Inside a sky-blue painted courtyard in a Cockeysville strip mall, a group of preschool and elementary school aged children gathered around a keyboard Friday afternoon and danced endlessly to a set of ubiquitous pop songs.
Friday's activities marked the end of the Drool of Rock childcare center's weeklong summer camp session, but the energy is something owner Jenn Lawson said would be the center's distinguishing trait when it's first year of childcare begins later this month.
Located in the Cranbrook Shopping Center, Lawson's Drool of Rock aims to marry the typical tenets of early childhood learning with a regular dose of song and dance from a rotating cast of local musicians.
"I'm not big on the whole daycare thing, and I didn't want to open something that was cheesy or like anything else that was available, so we decided to start this really cool music and art program," Lawson, 33, said. "We just try to expose them to as much art and music as we can. We're not a rock and roll center. We're not teaching them to play. We just have all different types of musicians and instructors come in to work with them daily at the end of the day."
The inspiration came from Pat Hundley, a kindergarten teacher at Edgemere Elementary, who taught Lawson's siblings at Stoneleigh Elementary.
"He is a musician, and he would write songs for the children and incorporate songs into his class all the time, and the parents would go crazy," Lawson, a lifelong Towson resident who lives in Rodgers Forge, said. "Every kid wanted to be in his class, and every parent wanted their kids to be in his class. He was just so inspiring.
"I was thinking it'd be cool if we could build a center where everyone had Pat Hundley," she said.
Lawson, a pianist and painter who in addition to running a home daycare prior to opening Drool of Rock had a rock-themed children's clothing line, insists that parents who enroll won't be sending their kids off to become musicians.
"It's not all music," she said. "We also have a really awesome preschool curriculum, and care a whole lot about that."
Lawson said instruction about colors, letters, shapes and calendar time are staples of the preschool schedule, but what sets Drool of Rock apart is the emphasis on art and music.
She said other centers likely schedule free play at the end of each day, but performers join the students at Drool of Rock to engage the children in different activites.
The space Lawson chose in Cranbrook Shopping Center has been outfitted to match the center's mission. While other spaces Lawson looked at scoffed at the idea of painting the outside of the building, Lawson's landlord let her paint the exterior and removed the roof from a portion of the space to create an outdoor courtyard for a play area.
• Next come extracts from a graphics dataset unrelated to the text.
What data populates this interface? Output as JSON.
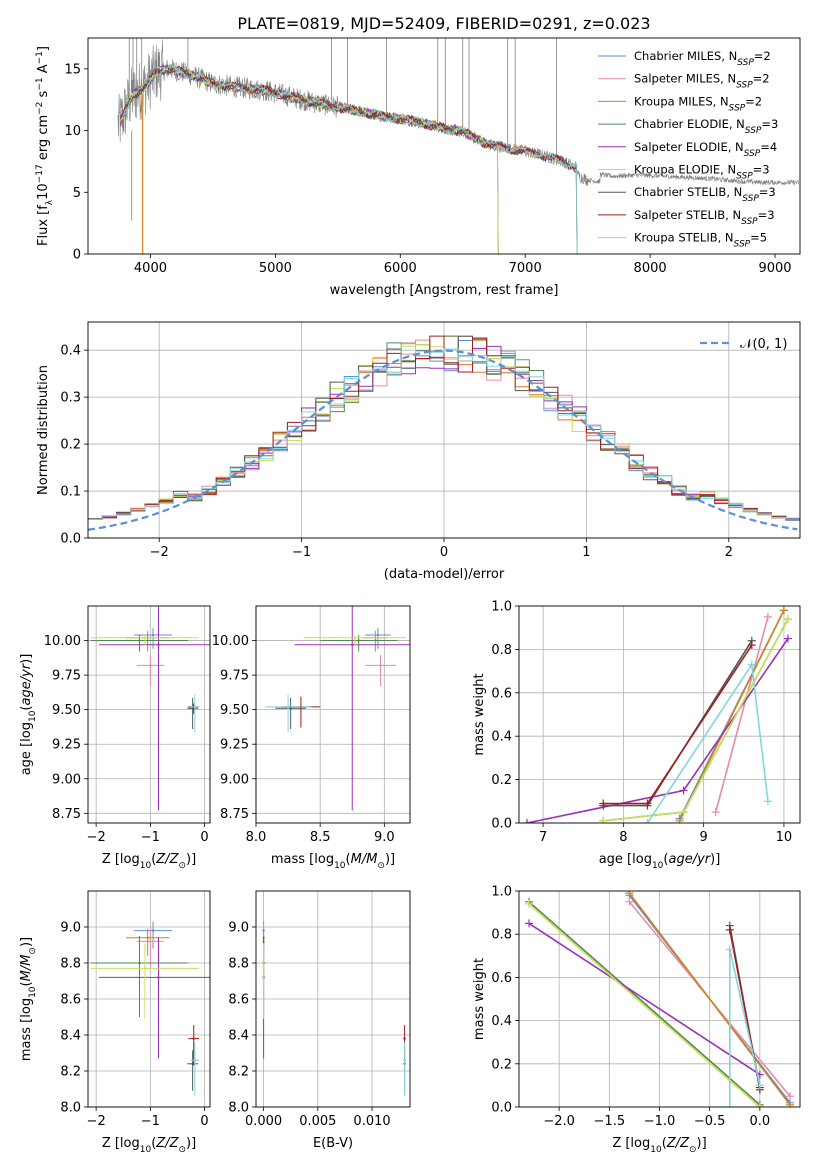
{
  "figure_title": "PLATE=0819, MJD=52409, FIBERID=0291, z=0.023",
  "colors": {
    "observed": "#808080",
    "Chabrier MILES": "#5b8fd6",
    "Salpeter MILES": "#e88aa8",
    "Kroupa MILES": "#c9861a",
    "Chabrier ELODIE": "#4f8a4f",
    "Salpeter ELODIE": "#9b30b8",
    "Kroupa ELODIE": "#c8e05a",
    "Chabrier STELIB": "#555555",
    "Salpeter STELIB": "#a51c1c",
    "Kroupa STELIB": "#7fd7dd",
    "extra_orange": "#e8722a",
    "gaussian": "#5b8fd6",
    "grid": "#b0b0b0"
  },
  "legend_models": [
    {
      "name": "Chabrier MILES",
      "sub": "SSP",
      "n": "2"
    },
    {
      "name": "Salpeter MILES",
      "sub": "SSP",
      "n": "2"
    },
    {
      "name": "Kroupa MILES",
      "sub": "SSP",
      "n": "2"
    },
    {
      "name": "Chabrier ELODIE",
      "sub": "SSP",
      "n": "3"
    },
    {
      "name": "Salpeter ELODIE",
      "sub": "SSP",
      "n": "4"
    },
    {
      "name": "Kroupa ELODIE",
      "sub": "SSP",
      "n": "3"
    },
    {
      "name": "Chabrier STELIB",
      "sub": "SSP",
      "n": "3"
    },
    {
      "name": "Salpeter STELIB",
      "sub": "SSP",
      "n": "3"
    },
    {
      "name": "Kroupa STELIB",
      "sub": "SSP",
      "n": "5"
    }
  ],
  "chart_data": [
    {
      "id": "spectrum",
      "type": "line",
      "xlabel": "wavelength [Angstrom, rest frame]",
      "ylabel": "Flux [f_λ 10^-17 erg cm^-2 s^-1 A^-1]",
      "xlim": [
        3500,
        9200
      ],
      "ylim": [
        0,
        17.5
      ],
      "xticks": [
        4000,
        5000,
        6000,
        7000,
        8000,
        9000
      ],
      "yticks": [
        0,
        5,
        10,
        15
      ],
      "grid": false,
      "legend_position": "top-right",
      "observed_continuum": {
        "x": [
          3750,
          3850,
          3950,
          4050,
          4150,
          4300,
          4500,
          4700,
          4900,
          5100,
          5300,
          5500,
          5700,
          5900,
          6100,
          6300,
          6500,
          6700,
          6900,
          7100,
          7300,
          7500,
          7700,
          7900,
          8100,
          8300,
          8500,
          8700,
          8900,
          9100
        ],
        "y": [
          10.5,
          12.8,
          13.5,
          14.8,
          15.0,
          14.6,
          13.8,
          13.5,
          13.3,
          12.8,
          12.3,
          11.9,
          11.5,
          11.1,
          10.8,
          10.3,
          9.9,
          8.9,
          8.5,
          8.1,
          7.5,
          6.6,
          6.3,
          6.4,
          6.3,
          6.2,
          6.1,
          5.9,
          5.8,
          5.8
        ]
      }
    },
    {
      "id": "residuals",
      "type": "line",
      "xlabel": "(data-model)/error",
      "ylabel": "Normed distribution",
      "xlim": [
        -2.5,
        2.5
      ],
      "ylim": [
        0,
        0.46
      ],
      "xticks": [
        -2,
        -1,
        0,
        1,
        2
      ],
      "yticks": [
        0.0,
        0.1,
        0.2,
        0.3,
        0.4
      ],
      "grid": true,
      "legend_position": "top-right",
      "gaussian_label": "𝒩(0, 1)"
    },
    {
      "id": "age_vs_Z",
      "type": "scatter",
      "xlabel": "Z [log10(Z/Z☉)]",
      "ylabel": "age  [log10(age/yr)]",
      "xlim": [
        -2.15,
        0.1
      ],
      "ylim": [
        8.68,
        10.25
      ],
      "xticks": [
        -2,
        -1,
        0
      ],
      "yticks": [
        8.75,
        9.0,
        9.25,
        9.5,
        9.75,
        10.0
      ],
      "grid": true,
      "points": [
        {
          "model": "Chabrier MILES",
          "x": -0.95,
          "y": 10.04,
          "xerr": 0.35,
          "yerr": 0.1
        },
        {
          "model": "Salpeter MILES",
          "x": -1.0,
          "y": 9.82,
          "xerr": 0.25,
          "yerr": 0.15
        },
        {
          "model": "Kroupa MILES",
          "x": -1.05,
          "y": 10.02,
          "xerr": 0.4,
          "yerr": 0.1
        },
        {
          "model": "Chabrier ELODIE",
          "x": -1.2,
          "y": 10.0,
          "xerr": 0.9,
          "yerr": 0.08
        },
        {
          "model": "Salpeter ELODIE",
          "x": -0.85,
          "y": 9.97,
          "xerr": 1.1,
          "yerr": 1.2
        },
        {
          "model": "Kroupa ELODIE",
          "x": -1.1,
          "y": 10.02,
          "xerr": 1.0,
          "yerr": 0.05
        },
        {
          "model": "Chabrier STELIB",
          "x": -0.22,
          "y": 9.51,
          "xerr": 0.1,
          "yerr": 0.15
        },
        {
          "model": "Salpeter STELIB",
          "x": -0.2,
          "y": 9.52,
          "xerr": 0.1,
          "yerr": 0.05
        },
        {
          "model": "Kroupa STELIB",
          "x": -0.18,
          "y": 9.52,
          "xerr": 0.08,
          "yerr": 0.18
        }
      ]
    },
    {
      "id": "age_vs_mass",
      "type": "scatter",
      "xlabel": "mass [log10(M/M☉)]",
      "ylabel": "",
      "xlim": [
        8.0,
        9.2
      ],
      "ylim": [
        8.68,
        10.25
      ],
      "xticks": [
        8.0,
        8.5,
        9.0
      ],
      "yticks": [
        8.75,
        9.0,
        9.25,
        9.5,
        9.75,
        10.0
      ],
      "grid": true,
      "points": [
        {
          "model": "Chabrier MILES",
          "x": 8.95,
          "y": 10.04,
          "xerr": 0.1,
          "yerr": 0.1
        },
        {
          "model": "Salpeter MILES",
          "x": 8.97,
          "y": 9.82,
          "xerr": 0.12,
          "yerr": 0.15
        },
        {
          "model": "Kroupa MILES",
          "x": 8.93,
          "y": 10.02,
          "xerr": 0.1,
          "yerr": 0.1
        },
        {
          "model": "Chabrier ELODIE",
          "x": 8.8,
          "y": 10.0,
          "xerr": 0.3,
          "yerr": 0.08
        },
        {
          "model": "Salpeter ELODIE",
          "x": 8.75,
          "y": 9.97,
          "xerr": 0.45,
          "yerr": 1.2
        },
        {
          "model": "Kroupa ELODIE",
          "x": 8.77,
          "y": 10.02,
          "xerr": 0.4,
          "yerr": 0.05
        },
        {
          "model": "Chabrier STELIB",
          "x": 8.27,
          "y": 9.51,
          "xerr": 0.12,
          "yerr": 0.15
        },
        {
          "model": "Salpeter STELIB",
          "x": 8.35,
          "y": 9.52,
          "xerr": 0.15,
          "yerr": 0.15
        },
        {
          "model": "Kroupa STELIB",
          "x": 8.25,
          "y": 9.52,
          "xerr": 0.18,
          "yerr": 0.18
        }
      ]
    },
    {
      "id": "weight_vs_age",
      "type": "line",
      "xlabel": "age  [log10(age/yr)]",
      "ylabel": "mass weight",
      "xlim": [
        6.7,
        10.2
      ],
      "ylim": [
        0,
        1.0
      ],
      "xticks": [
        7,
        8,
        9,
        10
      ],
      "yticks": [
        0.0,
        0.2,
        0.4,
        0.6,
        0.8,
        1.0
      ],
      "grid": true,
      "series": [
        {
          "model": "Chabrier MILES",
          "x": [
            8.7,
            10.0
          ],
          "y": [
            0.02,
            0.98
          ]
        },
        {
          "model": "Salpeter MILES",
          "x": [
            9.15,
            9.8
          ],
          "y": [
            0.05,
            0.95
          ]
        },
        {
          "model": "Kroupa MILES",
          "x": [
            8.7,
            10.0
          ],
          "y": [
            0.01,
            0.98
          ]
        },
        {
          "model": "Chabrier ELODIE",
          "x": [
            7.75,
            8.75,
            10.05
          ],
          "y": [
            0.01,
            0.05,
            0.94
          ]
        },
        {
          "model": "Salpeter ELODIE",
          "x": [
            6.8,
            8.75,
            10.05
          ],
          "y": [
            0.0,
            0.15,
            0.85
          ]
        },
        {
          "model": "Kroupa ELODIE",
          "x": [
            7.75,
            8.75,
            10.05
          ],
          "y": [
            0.01,
            0.05,
            0.94
          ]
        },
        {
          "model": "Chabrier STELIB",
          "x": [
            7.75,
            8.3,
            9.6
          ],
          "y": [
            0.08,
            0.08,
            0.84
          ]
        },
        {
          "model": "Salpeter STELIB",
          "x": [
            7.75,
            8.3,
            9.6
          ],
          "y": [
            0.09,
            0.09,
            0.82
          ]
        },
        {
          "model": "Kroupa STELIB",
          "x": [
            8.3,
            9.6,
            9.8
          ],
          "y": [
            0.0,
            0.73,
            0.1
          ]
        }
      ]
    },
    {
      "id": "mass_vs_Z",
      "type": "scatter",
      "xlabel": "Z [log10(Z/Z☉)]",
      "ylabel": "mass [log10(M/M☉)]",
      "xlim": [
        -2.15,
        0.1
      ],
      "ylim": [
        8.0,
        9.2
      ],
      "xticks": [
        -2,
        -1,
        0
      ],
      "yticks": [
        8.0,
        8.2,
        8.4,
        8.6,
        8.8,
        9.0
      ],
      "grid": true,
      "points": [
        {
          "model": "Chabrier MILES",
          "x": -0.95,
          "y": 8.98,
          "xerr": 0.35,
          "yerr": 0.1
        },
        {
          "model": "Salpeter MILES",
          "x": -1.0,
          "y": 8.92,
          "xerr": 0.25,
          "yerr": 0.15
        },
        {
          "model": "Kroupa MILES",
          "x": -1.05,
          "y": 8.94,
          "xerr": 0.4,
          "yerr": 0.1
        },
        {
          "model": "Chabrier ELODIE",
          "x": -1.2,
          "y": 8.8,
          "xerr": 0.9,
          "yerr": 0.3
        },
        {
          "model": "Salpeter ELODIE",
          "x": -0.85,
          "y": 8.72,
          "xerr": 1.1,
          "yerr": 0.45
        },
        {
          "model": "Kroupa ELODIE",
          "x": -1.1,
          "y": 8.77,
          "xerr": 1.0,
          "yerr": 0.28
        },
        {
          "model": "Chabrier STELIB",
          "x": -0.22,
          "y": 8.24,
          "xerr": 0.1,
          "yerr": 0.15
        },
        {
          "model": "Salpeter STELIB",
          "x": -0.2,
          "y": 8.38,
          "xerr": 0.1,
          "yerr": 0.15
        },
        {
          "model": "Kroupa STELIB",
          "x": -0.18,
          "y": 8.26,
          "xerr": 0.08,
          "yerr": 0.2
        }
      ]
    },
    {
      "id": "mass_vs_EBV",
      "type": "scatter",
      "xlabel": "E(B-V)",
      "ylabel": "",
      "xlim": [
        -0.0007,
        0.0135
      ],
      "ylim": [
        8.0,
        9.2
      ],
      "xticks": [
        0.0,
        0.005,
        0.01
      ],
      "xticklabels": [
        "0.000",
        "0.005",
        "0.010"
      ],
      "yticks": [
        8.0,
        8.2,
        8.4,
        8.6,
        8.8,
        9.0
      ],
      "grid": true,
      "points": [
        {
          "model": "Chabrier MILES",
          "x": 0.0,
          "y": 8.98,
          "yerr": 0.1
        },
        {
          "model": "Salpeter MILES",
          "x": 0.0,
          "y": 8.92,
          "yerr": 0.2
        },
        {
          "model": "Kroupa MILES",
          "x": 0.0,
          "y": 8.94,
          "yerr": 0.1
        },
        {
          "model": "Chabrier ELODIE",
          "x": 0.0,
          "y": 8.8,
          "yerr": 0.3
        },
        {
          "model": "Salpeter ELODIE",
          "x": 0.0,
          "y": 8.72,
          "yerr": 0.45
        },
        {
          "model": "Kroupa ELODIE",
          "x": 0.0,
          "y": 8.77,
          "yerr": 0.28
        },
        {
          "model": "Chabrier STELIB",
          "x": 0.013,
          "y": 8.24,
          "yerr": 0.15
        },
        {
          "model": "Salpeter STELIB",
          "x": 0.013,
          "y": 8.38,
          "yerr": 0.15
        },
        {
          "model": "Kroupa STELIB",
          "x": 0.013,
          "y": 8.26,
          "yerr": 0.2
        }
      ]
    },
    {
      "id": "weight_vs_Z",
      "type": "line",
      "xlabel": "Z [log10(Z/Z☉)]",
      "ylabel": "mass weight",
      "xlim": [
        -2.4,
        0.4
      ],
      "ylim": [
        0,
        1.0
      ],
      "xticks": [
        -2.0,
        -1.5,
        -1.0,
        -0.5,
        0.0
      ],
      "yticks": [
        0.0,
        0.2,
        0.4,
        0.6,
        0.8,
        1.0
      ],
      "grid": true,
      "series": [
        {
          "model": "Chabrier MILES",
          "x": [
            -1.3,
            0.3
          ],
          "y": [
            0.98,
            0.02
          ]
        },
        {
          "model": "Salpeter MILES",
          "x": [
            -1.3,
            0.3
          ],
          "y": [
            0.95,
            0.05
          ]
        },
        {
          "model": "Kroupa MILES",
          "x": [
            -1.3,
            0.3
          ],
          "y": [
            0.99,
            0.01
          ]
        },
        {
          "model": "Chabrier ELODIE",
          "x": [
            -2.3,
            0.0
          ],
          "y": [
            0.95,
            0.01
          ]
        },
        {
          "model": "Salpeter ELODIE",
          "x": [
            -2.3,
            0.0
          ],
          "y": [
            0.85,
            0.15
          ]
        },
        {
          "model": "Kroupa ELODIE",
          "x": [
            -2.3,
            0.0
          ],
          "y": [
            0.94,
            0.0
          ]
        },
        {
          "model": "Chabrier STELIB",
          "x": [
            -0.3,
            0.0
          ],
          "y": [
            0.84,
            0.08
          ]
        },
        {
          "model": "Salpeter STELIB",
          "x": [
            -0.3,
            0.0
          ],
          "y": [
            0.82,
            0.09
          ]
        },
        {
          "model": "Kroupa STELIB",
          "x": [
            -0.3,
            -0.3,
            0.0
          ],
          "y": [
            0.0,
            0.73,
            0.1
          ]
        }
      ]
    }
  ]
}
The courtyard, where the daily concerts and performances are held when the weather is nice, is painted sky blue with rainbow trees brush-stroked over the walls. Interior hallways feature Bob Dylan song lyrics and Elvis quotes painted over a shade of purple last seen on Barney the dinosaur.
"Everything that we wanted to build or create or be able to do with kids we were watching in my home, we were able to do with this place," Lawson said.
Drool of Rock opened in April and is still accepting applications for the upcoming year. Throughout the summer, the staff has offered a series of one-week camps for children aged 2 to 10, which run through the week of Aug. 19.
Lisa Davis, a Roland Park resident who previously sent her children to Lawson's home day care, said her children have loved the camp.
"On Saturdays and Sundays when we don't have camp, Karsten is disappointed," she said of her 4-year-old son, who was joined at the camp last week by his sister, Eliza. "They love coming out here."